An interesting article in the Financial Times this morning, from Michael Skapinker, entitled ‘Our sorry need for others to apologise’. It is about how the overpaid idiots who brought the financial system down around their heads and so will cause millions to suffer – lost jobs, lost pensions, lost futures – still can’t bring themselves to say they’re sorry. The reason, says Skapinker, is cognitive dissonance – which is to say, because saying they were sorry would mean they were not the wonders of nature they imagine themselves to be.
I suspect there is another, more serious problem – which is that they really don’t think they’ve done anything wrong.
Be that as it may, I would like to apply Skapinker’s complaint to another group – the cheerleaders for deregulation. Step forward the Economist, the right-wing press – and the FT. As Skapinker himself puts it:
Then there are those of us – governments, regulators, ratings agencies and journalists – who never blew the whistle… It is worth asking why bankers find it hard to apologise. It is also worth wondering why the rest of us need their apologies so badly.
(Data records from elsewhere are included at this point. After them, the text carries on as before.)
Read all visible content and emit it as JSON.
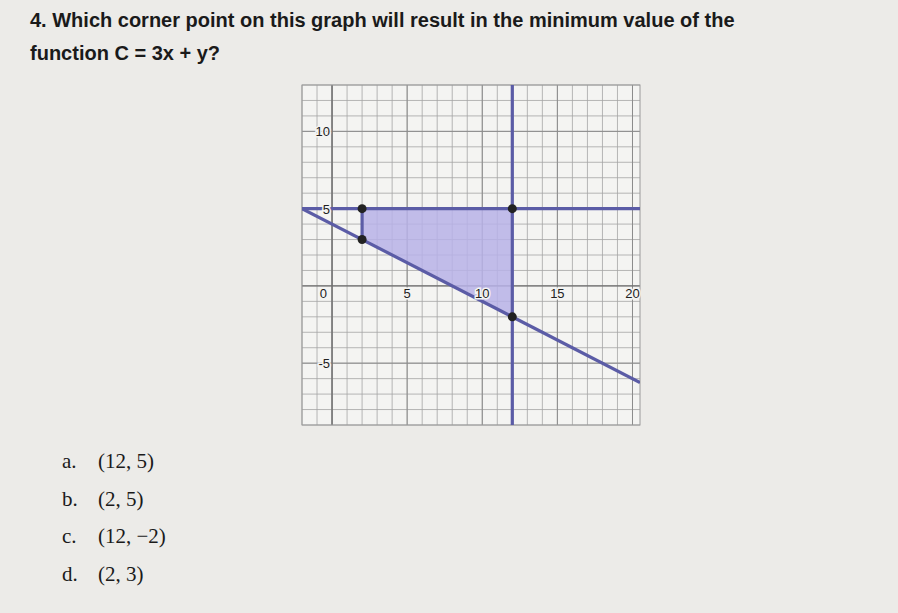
{
  "question": [
    "4. Which corner point on this graph will result in the minimum value of the",
    "function C = 3x + y?"
  ],
  "options": [
    {
      "letter": "a.",
      "text": "(12, 5)"
    },
    {
      "letter": "b.",
      "text": "(2, 5)"
    },
    {
      "letter": "c.",
      "text": "(12, −2)"
    },
    {
      "letter": "d.",
      "text": "(2, 3)"
    }
  ],
  "chart_data": {
    "type": "line",
    "xlim": [
      -2,
      20.5
    ],
    "ylim": [
      -9,
      13
    ],
    "xticks": [
      0,
      5,
      10,
      15,
      20
    ],
    "yticks": [
      -5,
      5,
      10
    ],
    "grid": true,
    "region": {
      "x": [
        2,
        12,
        12,
        2
      ],
      "values": [
        5,
        5,
        -2,
        3
      ],
      "color": "#b7b1e8"
    },
    "series": [
      {
        "x": [
          12,
          12
        ],
        "values": [
          13,
          -9
        ],
        "color": "#5b5ca6"
      },
      {
        "x": [
          -2,
          20.5
        ],
        "values": [
          5,
          5
        ],
        "color": "#5b5ca6"
      },
      {
        "x": [
          -2,
          20.5
        ],
        "values": [
          5,
          -6.25
        ],
        "color": "#5b5ca6"
      },
      {
        "x": [
          2,
          2
        ],
        "values": [
          3,
          5
        ],
        "color": "#5b5ca6"
      }
    ],
    "points": {
      "x": [
        2,
        12,
        12,
        2
      ],
      "values": [
        5,
        5,
        -2,
        3
      ],
      "color": "#222222",
      "marker": "circle"
    }
  }
}
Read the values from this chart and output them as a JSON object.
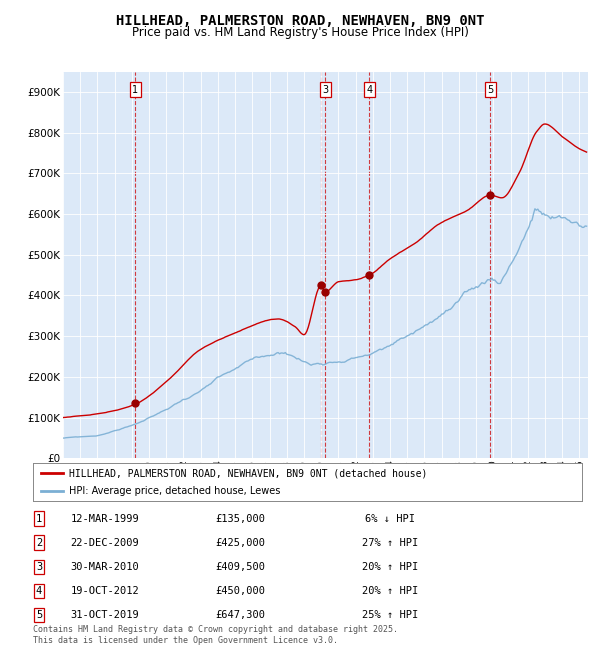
{
  "title": "HILLHEAD, PALMERSTON ROAD, NEWHAVEN, BN9 0NT",
  "subtitle": "Price paid vs. HM Land Registry's House Price Index (HPI)",
  "title_fontsize": 10,
  "subtitle_fontsize": 8.5,
  "background_color": "#dce9f8",
  "hpi_line_color": "#7bafd4",
  "price_line_color": "#cc0000",
  "marker_color": "#990000",
  "vline_color": "#cc0000",
  "ylim": [
    0,
    950000
  ],
  "yticks": [
    0,
    100000,
    200000,
    300000,
    400000,
    500000,
    600000,
    700000,
    800000,
    900000
  ],
  "ytick_labels": [
    "£0",
    "£100K",
    "£200K",
    "£300K",
    "£400K",
    "£500K",
    "£600K",
    "£700K",
    "£800K",
    "£900K"
  ],
  "sale_dates_x": [
    1999.19,
    2009.98,
    2010.24,
    2012.8,
    2019.83
  ],
  "sale_prices_y": [
    135000,
    425000,
    409500,
    450000,
    647300
  ],
  "sale_labels": [
    "1",
    "2",
    "3",
    "4",
    "5"
  ],
  "annotations_visible": [
    true,
    false,
    true,
    true,
    true
  ],
  "legend_line1": "HILLHEAD, PALMERSTON ROAD, NEWHAVEN, BN9 0NT (detached house)",
  "legend_line2": "HPI: Average price, detached house, Lewes",
  "table_data": [
    [
      "1",
      "12-MAR-1999",
      "£135,000",
      "6% ↓ HPI"
    ],
    [
      "2",
      "22-DEC-2009",
      "£425,000",
      "27% ↑ HPI"
    ],
    [
      "3",
      "30-MAR-2010",
      "£409,500",
      "20% ↑ HPI"
    ],
    [
      "4",
      "19-OCT-2012",
      "£450,000",
      "20% ↑ HPI"
    ],
    [
      "5",
      "31-OCT-2019",
      "£647,300",
      "25% ↑ HPI"
    ]
  ],
  "footer": "Contains HM Land Registry data © Crown copyright and database right 2025.\nThis data is licensed under the Open Government Licence v3.0.",
  "xmin": 1995.0,
  "xmax": 2025.5
}
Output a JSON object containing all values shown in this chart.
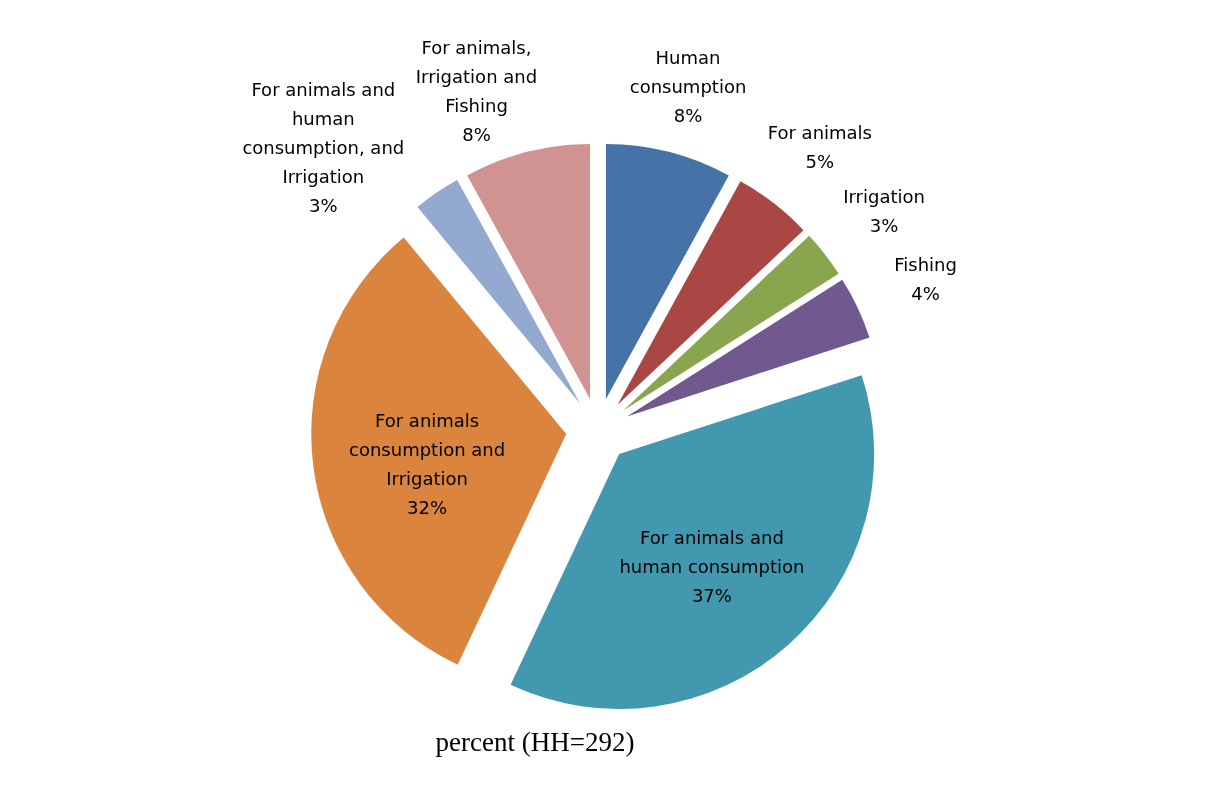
{
  "chart_data": {
    "type": "pie",
    "title": "percent (HH=292)",
    "categories": [
      "Human consumption",
      "For animals",
      "Irrigation",
      "Fishing",
      "For animals and human consumption",
      "For animals consumption and Irrigation",
      "For animals and human consumption, and Irrigation",
      "For animals, Irrigation and Fishing"
    ],
    "values": [
      8,
      5,
      3,
      4,
      37,
      32,
      3,
      8
    ],
    "value_labels": [
      "8%",
      "5%",
      "3%",
      "4%",
      "37%",
      "32%",
      "3%",
      "8%"
    ],
    "colors": [
      "#4572a7",
      "#aa4643",
      "#89a54e",
      "#71588f",
      "#4198af",
      "#db843d",
      "#93a9cf",
      "#d19392"
    ]
  }
}
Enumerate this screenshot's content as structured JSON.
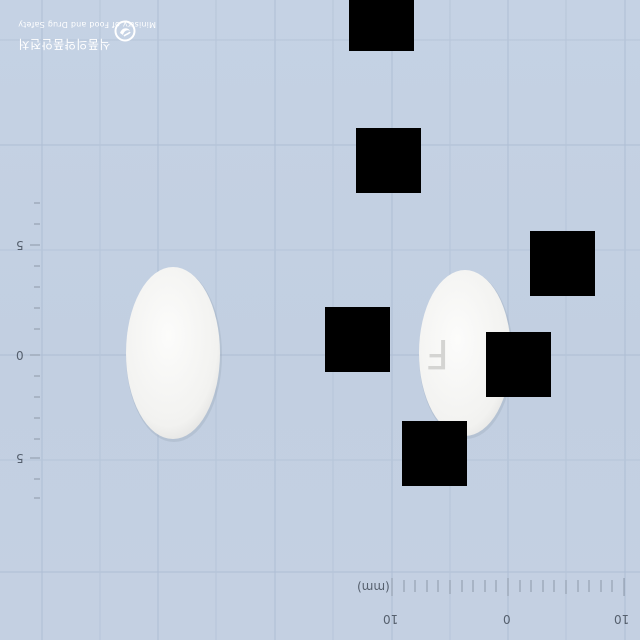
{
  "watermark": {
    "line_english": "Ministry of Food and Drug Safety",
    "line_korean": "식품의약품안전처",
    "emblem_icon": "government-emblem-icon"
  },
  "scale": {
    "unit_label": "(mm)",
    "left_ruler_labels": [
      "5",
      "0",
      "5"
    ],
    "bottom_ruler_labels": [
      "10",
      "0",
      "10"
    ]
  },
  "pills": {
    "left": {
      "shape": "oval",
      "color": "#f7f7f5",
      "imprint": ""
    },
    "right": {
      "shape": "oval",
      "color": "#f7f7f5",
      "imprint": "F"
    }
  },
  "colors": {
    "background": "#c4d1e3",
    "grid": "#adbdd3",
    "redaction": "#000000"
  }
}
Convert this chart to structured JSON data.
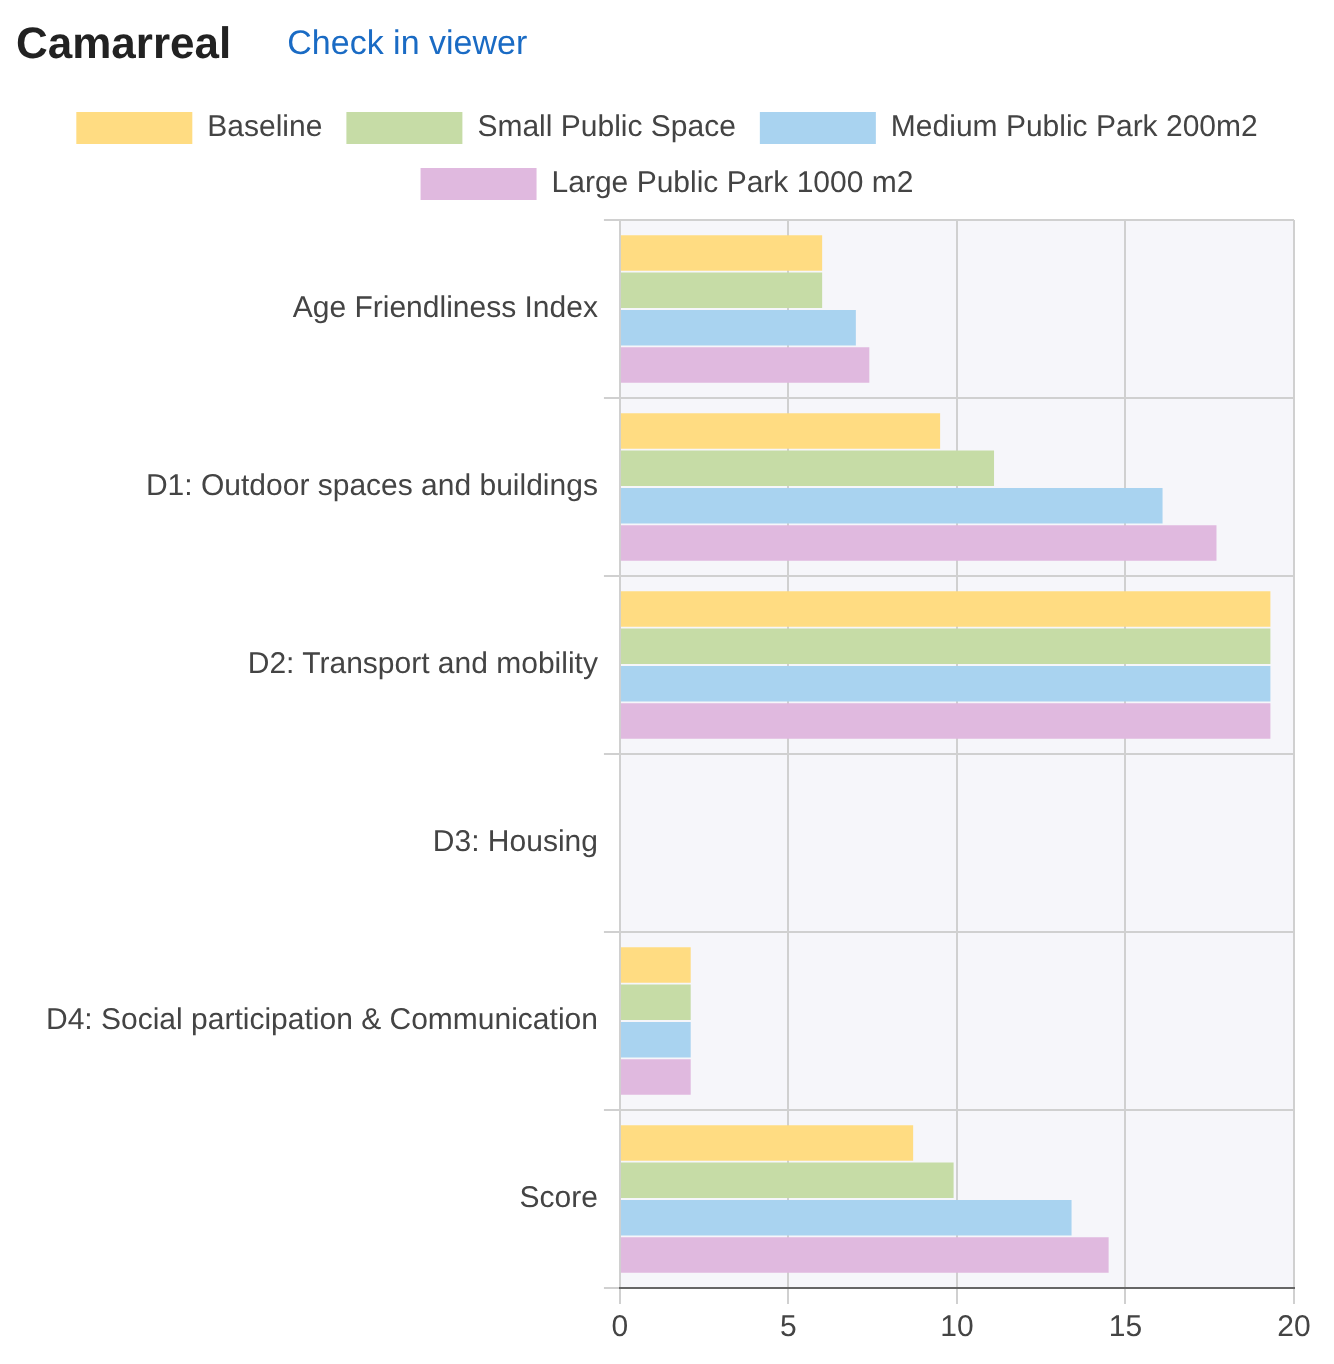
{
  "chart_data": {
    "type": "bar",
    "orientation": "horizontal",
    "title": "Camarreal",
    "subtitle": "Check in viewer",
    "categories": [
      "Age Friendliness Index",
      "D1: Outdoor spaces and buildings",
      "D2: Transport and mobility",
      "D3: Housing",
      "D4: Social participation & Communication",
      "Score"
    ],
    "series": [
      {
        "name": "Baseline",
        "color": "#ffdc82",
        "values": [
          6.0,
          9.5,
          19.3,
          null,
          2.1,
          8.7
        ]
      },
      {
        "name": "Small Public Space",
        "color": "#c6dca6",
        "values": [
          6.0,
          11.1,
          19.3,
          null,
          2.1,
          9.9
        ]
      },
      {
        "name": "Medium Public Park 200m2",
        "color": "#a9d3f0",
        "values": [
          7.0,
          16.1,
          19.3,
          null,
          2.1,
          13.4
        ]
      },
      {
        "name": "Large Public Park 1000 m2",
        "color": "#e0b9df",
        "values": [
          7.4,
          17.7,
          19.3,
          null,
          2.1,
          14.5
        ]
      }
    ],
    "xlim": [
      0,
      20
    ],
    "xticks": [
      0,
      5,
      10,
      15,
      20
    ],
    "grid": true,
    "legend": "top"
  }
}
But that is a bit selective – what about all the others he mentions – the governments, regulators, ratings agencies and journalists? More specifically (and just to prove that I can be as selective as the author), when can we expect an apology from the FT, Mr Skapinker?
The answer is, of course, never. The stock in trade of journals like the Economist and the FT is that they know more than you and me – and, in their case, that they are cleverer than you and me too. Which is hard to stomach, especially at times like this, but it does make it difficult for them to admit that for more than two decades now they have been endangering society as a whole with their willfully ideological advice.
Not that I have any problem with ideology. In fact I have far more problems with people with no ideology. But they really should get theirs straight. If they must go for Adam Smith, they really should get the whole story. Smith refers to the shibboleth of FT-style economics, the ‘hidden hand’, only once in the whole of The Wealth of Nations – exactly as many times as he describes business people as –
an order of men, whose interest is never exactly the same with that of the public, who generally have an interest to deceive and even to oppress the public, and who accordingly have, upon many occasions, both deceived and oppressed it.
Even landlords, who are otherwise roundly criticised by Smith, are seen as being in greater harmony with society as a whole than capitalists, and he presents the condition of wage labourers – which has declined so badly relative to that of capitalists – as a sensitive barometer of the state of society in general.
I look forward to the FT and the Economist checking out their evidently untouched copies of The Wealth of Nations and apologising to the world for their ignorance and sophistry. We will try to forgive them. Maybe.